Electricity Networks Association chief executive Alan Jenkins says the "woeful performance of generators this year" needs investigating, particularly when the government-owned trio of Meridian Energy, Mighty River Power and Genesis Power has recently signalled either further price rises to pay for new generation or announced significantly improved profits.
"Before there is any more talk of increasing prices, the government needs to stop and take a close look at what its generating companies are doing. The evidence that the wrong signals are coming through the energy market certainly suggests there is a prima facie case for change," added ENA chairman Warren Moyes.

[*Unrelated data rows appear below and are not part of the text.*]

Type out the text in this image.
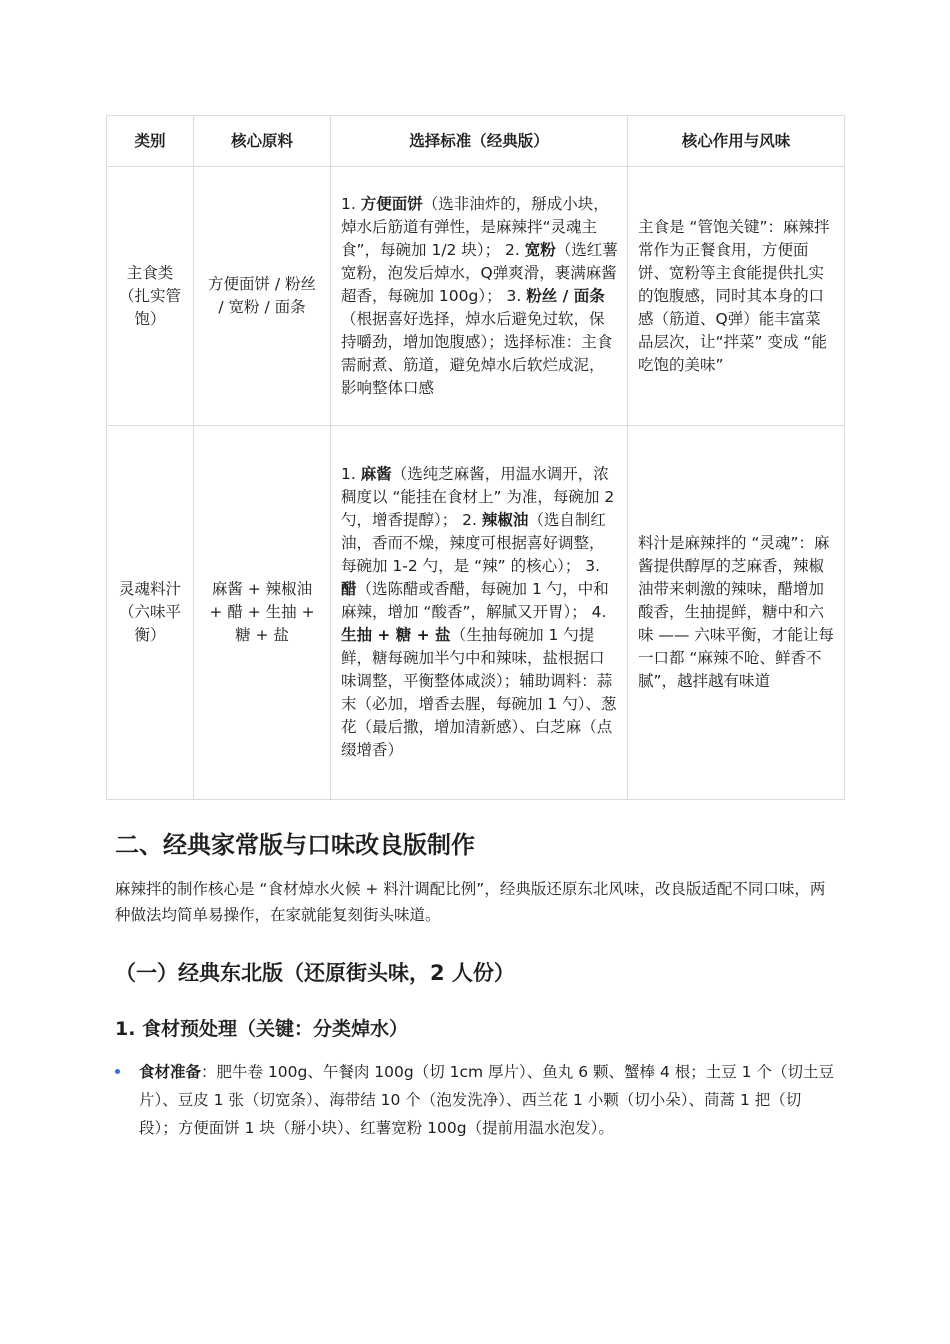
类别	核心原料	选择标准（经典版）	核心作用与风味
主食类（扎实管饱）	方便面饼 / 粉丝 / 宽粉 / 面条	1. 方便面饼（选非油炸的，掰成小块，焯水后筋道有弹性，是麻辣拌“灵魂主食”，每碗加 1/2 块）； 2. 宽粉（选红薯宽粉，泡发后焯水，Q弹爽滑，裹满麻酱超香，每碗加 100g）； 3. 粉丝 / 面条（根据喜好选择，焯水后避免过软，保持嚼劲，增加饱腹感）；选择标准：主食需耐煮、筋道，避免焯水后软烂成泥，影响整体口感	主食是 “管饱关键”：麻辣拌常作为正餐食用，方便面饼、宽粉等主食能提供扎实的饱腹感，同时其本身的口感（筋道、Q弹）能丰富菜品层次，让“拌菜” 变成 “能吃饱的美味”
灵魂料汁（六味平衡）	麻酱 + 辣椒油 + 醋 + 生抽 + 糖 + 盐	1. 麻酱（选纯芝麻酱，用温水调开，浓稠度以 “能挂在食材上” 为准，每碗加 2 勺，增香提醇）； 2. 辣椒油（选自制红油，香而不燥，辣度可根据喜好调整，每碗加 1-2 勺，是 “辣” 的核心）； 3. 醋（选陈醋或香醋，每碗加 1 勺，中和麻辣，增加 “酸香”，解腻又开胃）； 4. 生抽 + 糖 + 盐（生抽每碗加 1 勺提鲜，糖每碗加半勺中和辣味，盐根据口味调整，平衡整体咸淡）；辅助调料：蒜末（必加，增香去腥，每碗加 1 勺）、葱花（最后撒，增加清新感）、白芝麻（点缀增香）	料汁是麻辣拌的 “灵魂”：麻酱提供醇厚的芝麻香，辣椒油带来刺激的辣味，醋增加酸香，生抽提鲜，糖中和六味 —— 六味平衡，才能让每一口都 “麻辣不呛、鲜香不腻”，越拌越有味道
二、经典家常版与口味改良版制作

麻辣拌的制作核心是 “食材焯水火候 + 料汁调配比例”，经典版还原东北风味，改良版适配不同口味，两种做法均简单易操作，在家就能复刻街头味道。

（一）经典东北版（还原街头味，2 人份）
1. 食材预处理（关键：分类焯水）
食材准备：肥牛卷 100g、午餐肉 100g（切 1cm 厚片）、鱼丸 6 颗、蟹棒 4 根；土豆 1 个（切土豆片）、豆皮 1 张（切宽条）、海带结 10 个（泡发洗净）、西兰花 1 小颗（切小朵）、茼蒿 1 把（切段）；方便面饼 1 块（掰小块）、红薯宽粉 100g（提前用温水泡发）。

Genesis yesterday announced a 27% increase in net profit to $NZ61.1 million while last week Mighty River Power announced a $NZ113 million net profit, more than twice the previous year's $NZ47 million.
Meridian Energy's net profit for the half-year to December was $NZ83 million, almost equalling the June 2002 full year result of $NZ84 million, and it last week signalled the need for more price rises to pay for future increases in demand.
Moyes said another example was the winter power crisis which revealed generators were not ready for a drought and the inadequacy of their contingency plans, such as having insufficient coal stockpiles.
Also Meridian last week admitted to a Parliamentary select committee that it had run its hydro stations last March-April, months before it should have, because it incorrectly assumed Genesis was running its thermal power stations at full capacity.
"The current drive to raise prices to pay for possible future investment is like a manufacturer with a booming business lifting prices to pay for a new machine that will bring in even more profits. Even the oil companies at least lower retail prices when their supply costs fall," Moyes concluded.